Na pole position para a sucessão do banqueiro italiano está sempre a Alemanha, que depois de ter cedido à França com Trichet e a Itália, muitas vezes ressentida com as escolhas de Super Mario, está agora impaciente por ser designada para a presidência, aos vinte anos desde o criação do BCE (foi fundado a 1 de Junho de 1998), à frente do qual nunca até agora colocou o seu próprio representante (de facto, antes de Trichet houve o holandês Wim Duisenberg). Mas o jogo ainda está aberto, dadas as ideias agressivas de candidato mais provável, o chefe do Bundesbank, Jens Weidmann, que ontem, novamente, em entrevista ao jornal Frankfurter Allgemeine Zeitung, pressionou Draghi para encerrar o programa de compra de títulos do governo do BCE de um bilhão de euros previsto para este ano.

Weidmann também falou hoje em Frankfurt, estabelecendo uma condição antes de continuar no caminho da garantia europeia sobre os depósitos bancários, o passo que falta para completar a União Bancária: deve ser estabelecido um limite à detenção de obrigações do Estado por instituições de crédito. “Na Europa, deve-se eliminar o tratamento privilegiado dos títulos do governo nos balanços dos bancos para evitar que a mutualização dos riscos da dívida pública caia pela janela. As contas a receber dos Estados não devem ser tratadas de forma diferente das recebidas por empresas ou pessoas físicas”.

Porém, ainda antes da renovação da presidência, haverá a da vice-presidência: os portugueses Vitor Constâncio na verdade, expira em maio deste ano e, para sua sucessão, o favorito é atualmente o ministro da Economia da Espanha Luis de Guindos. Os ministros das Finanças vão dar início ao processo de escolha do novo vice-presidente na próxima segunda-feira, enquanto a decisão deve chegar até o mês de fevereiro. Mas, enquanto isso, a França também está se movendo.
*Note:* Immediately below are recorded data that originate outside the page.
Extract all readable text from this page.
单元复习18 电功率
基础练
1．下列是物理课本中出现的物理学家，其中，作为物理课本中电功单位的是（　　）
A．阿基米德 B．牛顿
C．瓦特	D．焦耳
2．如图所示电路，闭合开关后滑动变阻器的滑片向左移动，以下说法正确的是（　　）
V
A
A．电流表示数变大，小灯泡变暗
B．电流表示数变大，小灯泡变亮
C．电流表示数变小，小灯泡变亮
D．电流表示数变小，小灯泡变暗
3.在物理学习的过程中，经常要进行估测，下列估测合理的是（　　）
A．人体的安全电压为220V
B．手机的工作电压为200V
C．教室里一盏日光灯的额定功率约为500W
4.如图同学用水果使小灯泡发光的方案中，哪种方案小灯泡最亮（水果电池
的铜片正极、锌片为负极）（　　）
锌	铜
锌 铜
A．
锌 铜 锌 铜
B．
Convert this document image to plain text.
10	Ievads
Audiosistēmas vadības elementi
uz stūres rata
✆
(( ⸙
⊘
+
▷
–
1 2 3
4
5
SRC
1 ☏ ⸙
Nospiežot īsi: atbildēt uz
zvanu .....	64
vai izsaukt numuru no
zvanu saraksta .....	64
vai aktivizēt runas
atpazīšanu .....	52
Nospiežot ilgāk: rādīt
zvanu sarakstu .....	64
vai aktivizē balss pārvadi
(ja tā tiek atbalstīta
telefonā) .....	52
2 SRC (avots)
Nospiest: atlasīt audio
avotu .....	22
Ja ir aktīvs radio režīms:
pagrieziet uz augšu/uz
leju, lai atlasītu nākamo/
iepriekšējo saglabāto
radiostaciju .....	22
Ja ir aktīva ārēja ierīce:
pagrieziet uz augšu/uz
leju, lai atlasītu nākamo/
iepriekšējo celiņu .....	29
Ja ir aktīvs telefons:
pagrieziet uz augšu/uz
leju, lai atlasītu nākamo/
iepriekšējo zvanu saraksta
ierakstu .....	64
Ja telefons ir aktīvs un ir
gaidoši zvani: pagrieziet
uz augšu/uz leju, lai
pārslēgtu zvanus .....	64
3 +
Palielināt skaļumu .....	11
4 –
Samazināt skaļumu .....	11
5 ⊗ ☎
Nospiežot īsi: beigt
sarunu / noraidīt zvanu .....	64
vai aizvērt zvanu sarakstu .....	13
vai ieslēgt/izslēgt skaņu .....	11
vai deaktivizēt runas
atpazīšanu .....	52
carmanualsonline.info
Na lógica de um assento presidencial reservado à Alemanha, em teoria a vice-presidência deveria ir para um país do sul da Europa (e por isso de Guindos é o favorito), mas ainda ontem o presidente transalpino Macron nomeou a ex-deputada Sylvie Goulard como vice-diretora do banco central francês, onde substitui Anne Le Lorier tornando-se a primeira política (ela também foi ministra da Defesa em Paris) a ocupar um cargo de destaque no Banque de France. Sua nomeação deve ser interpretada como uma tentativa de Macron de conquistar um cargo de destaque no BCE, senão na vice-presidência, pelo menos no comitê executivo (o presidente do Conselho Fiscal do SSM, Daniele Nouy, ​​também expira antes de Draghi).